Here is what I can still describe in detail, five years later: standing up on a pedestal, rotating in this glorious, warm, healing, cleansing light. The mantra shifted on its own. I am cleansed. I am energy. I am the light. And when I noticed I’d gone nearly translucent, the light filling me from head to toe and my chest puffed out, the image that arrived was Superman. Not flying. Just standing there, lit up. That powerful. Possibly that good. I basked, taking it all in.
Then it faded, the way these things do, and I was back on the floor with the mantra I’d started with. I am here.
What that morning taught me, beyond the obvious lesson that the deep end is deeper than advertised, is how I receive.

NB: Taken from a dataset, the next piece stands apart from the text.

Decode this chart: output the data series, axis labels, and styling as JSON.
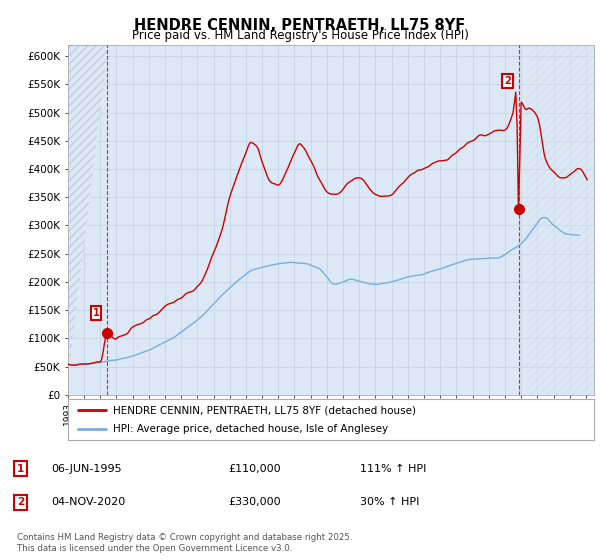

Because look at what actually happened, sense by sense. There were images, detailed ones, but they lived in the mind’s eye, the same screen where memory plays. There was touch, and the touch was not in the mind’s eye at all. My hands were doing things. The tears were real and wet. And there was language, arriving rather than composed. I didn’t decide to change my mantra. It changed, and I noticed.
I’d been asking how a person perceives a world she can’t see, and the answer, at least for me, turned out to be: with everything. Inner sight for the pictures. The body for the energy. Some quiet channel underneath language for the words. Your equipment may be tuned differently. Some people get sound. Some get color. Some get nothing visual at all, just a feeling that arrives with more authority. The only way to find out what you’ve got is to lie down, turn it on, and pay attention.
Was any of it real? That probably depends on your definition of real. But I can tell you that I remember that morning the way I remember things that happened. Not like a dream, which is gone by lunch. Like an event. My hands still remember the weight of the light.